Hello everyone, I got a gitlab from a client running a totally outdated 12.x version and with a miner running on it, to solve the problem I killed the miner, cut off internet access and generated a backup of gitlab and installed it in another instance. Due to being such an outdated version I had to upgrade from version to version and today I am at version 14.4.2, all installed using apt with the command: sudo apt-get install gitlab-ee=14.4.2-ee.0 removed from gitlab/gitlab-ee - Packages · packages.gitlab.com
Now to prevent the server from becoming completely out of date again, I would like to put a script to update packages via apt automatically 1x a week, as I do with clients without a contract, the problem is that when I do an apt-get upgrade --download-only , I see that gitlab tries to push version 14.5.0-ee.0.
I would like to know if there is any way I can make gitlab only deliver via apt upgrade only the 14.4.x family security packages and if I need it, I install 14.5.x and it only applies security updates!
I say this because in several new software we suffer from bugs that can impact the entire company and I would not like to leave without updating at all, as they have no infrastructure, gitlab will be 2 or 3 years without updates until another failure of security is discovered and another miner or something worse breaks in!
create a file called /etc/apt/preferences.d with the contents:
Package: gitlab
Pin: version 14.4.*
Pin-Priority: 1001
bear in mind though, that it won’t update to 14.5 until that file is edited or removed. This will also not help if any version is on 12.x and pushing a normal apt-get upgrade could get it to update to the latest 14.4.x without following the gitlab upgrade path. That could then break the install.

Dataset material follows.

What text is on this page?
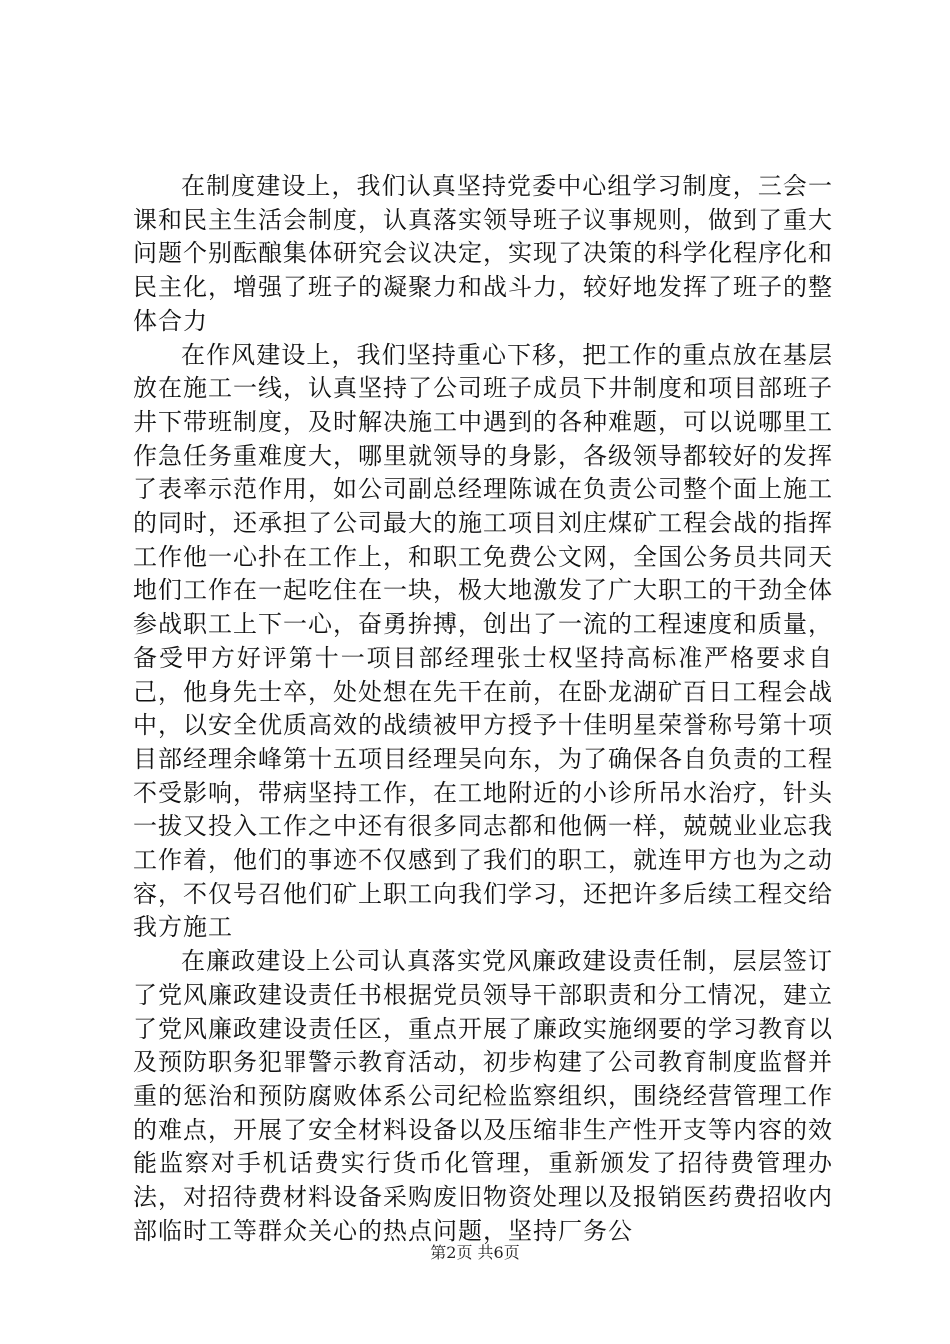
在制度建设上，我们认真坚持党委中心组学习制度，三会一课和民主生活会制度，认真落实领导班子议事规则，做到了重大问题个别酝酿集体研究会议决定，实现了决策的科学化程序化和民主化，增强了班子的凝聚力和战斗力，较好地发挥了班子的整体合力

在作风建设上，我们坚持重心下移，把工作的重点放在基层放在施工一线，认真坚持了公司班子成员下井制度和项目部班子井下带班制度，及时解决施工中遇到的各种难题，可以说哪里工作急任务重难度大，哪里就领导的身影，各级领导都较好的发挥了表率示范作用，如公司副总经理陈诚在负责公司整个面上施工的同时，还承担了公司最大的施工项目刘庄煤矿工程会战的指挥工作他一心扑在工作上，和职工免费公文网，全国公务员共同天地们工作在一起吃住在一块，极大地激发了广大职工的干劲全体参战职工上下一心，奋勇拚搏，创出了一流的工程速度和质量，备受甲方好评第十一项目部经理张士权坚持高标准严格要求自己，他身先士卒，处处想在先干在前，在卧龙湖矿百日工程会战中，以安全优质高效的战绩被甲方授予十佳明星荣誉称号第十项目部经理余峰第十五项目经理吴向东，为了确保各自负责的工程不受影响，带病坚持工作，在工地附近的小诊所吊水治疗，针头一拔又投入工作之中还有很多同志都和他俩一样，兢兢业业忘我工作着，他们的事迹不仅感到了我们的职工，就连甲方也为之动容，不仅号召他们矿上职工向我们学习，还把许多后续工程交给我方施工

在廉政建设上公司认真落实党风廉政建设责任制，层层签订了党风廉政建设责任书根据党员领导干部职责和分工情况，建立了党风廉政建设责任区，重点开展了廉政实施纲要的学习教育以及预防职务犯罪警示教育活动，初步构建了公司教育制度监督并重的惩治和预防腐败体系公司纪检监察组织，围绕经营管理工作的难点，开展了安全材料设备以及压缩非生产性开支等内容的效能监察对手机话费实行货币化管理，重新颁发了招待费管理办法，对招待费材料设备采购废旧物资处理以及报销医药费招收内部临时工等群众关心的热点问题，坚持厂务公

第2页 共6页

So a lot of that will only work, once you’ve upgraded all old instance to at least 14.3.x before pinning to 14.4.x so that it doesn’t go any higher. I don’t see a real benefit in doing that. I would just make sure the system is regularly updated, so that you never end up in a situation whereby it is behind far enough to cause issues. Updating once a week would be fine - I do that myself but manually. I don’t recommend scheduling automatic updates, since a problem with database migrations could break your install.

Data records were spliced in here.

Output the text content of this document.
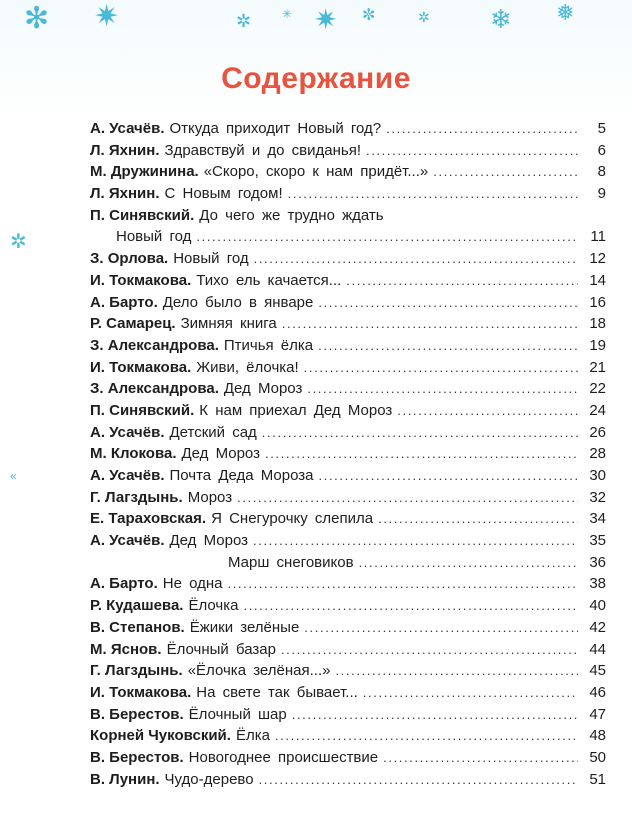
✻ ✷	✲	✳ ✷ ✼	✲ ❄ ❅
✲
«
Содержание
А. Усачёв. Откуда приходит Новый год? . . .	5
Л. Яхнин. Здравствуй и до свиданья! . . .	6
М. Дружинина. «Скоро, скоро к нам придёт...» . . .	8
Л. Яхнин. С Новым годом! . . .	9
П. Синявский. До чего же трудно ждать
Новый год . . .	11
З. Орлова. Новый год . . .	12
И. Токмакова. Тихо ель качается... . . .	14
А. Барто. Дело было в январе . . .	16
Р. Самарец. Зимняя книга . . .	18
З. Александрова. Птичья ёлка . . .	19
И. Токмакова. Живи, ёлочка! . . .	21
З. Александрова. Дед Мороз . . .	22
П. Синявский. К нам приехал Дед Мороз . . .	24
А. Усачёв. Детский сад . . .	26
М. Клокова. Дед Мороз . . .	28
А. Усачёв. Почта Деда Мороза . . .	30
Г. Лагздынь. Мороз . . .	32
Е. Тараховская. Я Снегурочку слепила . . .	34
А. Усачёв. Дед Мороз . . .	35
Марш снеговиков . . .	36
А. Барто. Не одна . . .	38
Р. Кудашева. Ёлочка . . .	40
В. Степанов. Ёжики зелёные . . .	42
М. Яснов. Ёлочный базар . . .	44
Г. Лагздынь. «Ёлочка зелёная...» . . .	45
И. Токмакова. На свете так бывает... . . .	46
В. Берестов. Ёлочный шар . . .	47
Корней Чуковский. Ёлка . . .	48
В. Берестов. Новогоднее происшествие . . .	50
В. Лунин. Чудо-дерево . . .	51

Also, even with something like this, I had an issue where mine got to 12.9.3 after updating it regularly, and wouldn’t go any further. I thought no updates had been released by gitlab, after about six months or so, decided to check the gitlab site and repo, and had to refresh by running the bash setup scripts for the repos, and only then did I see updates greated than 12.9.3. The only problem, now I had to follow the upgrade path. If I didn’t, pushing an automatic update would have broken my system.
Package: gitlab-ee
Pin: version 14.4.*
Pin-Priority: 1001
In this case, I’ll let the team know (if I’m not the one managing it), so that once a month or every 2 months, see which version is running and which is the newest and change this file. My fear is that a very new version, like 15.0.0 for example, where generally the possibility of bugs is greater, will be installed and will bring problems for the company.
Regarding the upgrade path, that’s what I had to do, going from 12.x to 14.4, going from version to version, because when I went from an older to a newer one, it broke gitlab.
But it’s that thing, not updating suffers from this problem, updating to a newer version and giving problems can stop the company in the same way, as I’m only providing the service to correct the gitlab problem, I’d rather sin for care than run the risk of someone updating and stopping everything.
There were compromised instances of gitlab that had processes running as the git user, which were cryptomining and causing all sorts of problems. So yeah, understand that upgrading can also introduce problems, but would be wise if not going to do regularly, to keep on top of any thing that appears like this. Users were created, snippets uploaded, which then compromised the server, giving them admin access, and allowing them to run processes which were cryptomining and overloading the server or causing it to kill the gitlab services.
I went through 80+ upgrades once bringing it up-to-date from 12.9.3 to 14.x so I tend to check once a week now. I have a test server on standby where I do the updates on it. I then check to make sure it works all OK, and if it does, then I repeat on the production server. That way if I break my test server, no problem. I don’t have anything on it as such, just a single repo, for testing push/pull etc, and general functionality. But it helps anyway to do that. You don’t need to host it anywhere, it can even run as a virtual machine on your laptop for example, and just power it on when you want to check/test upgrading and then shut it down again.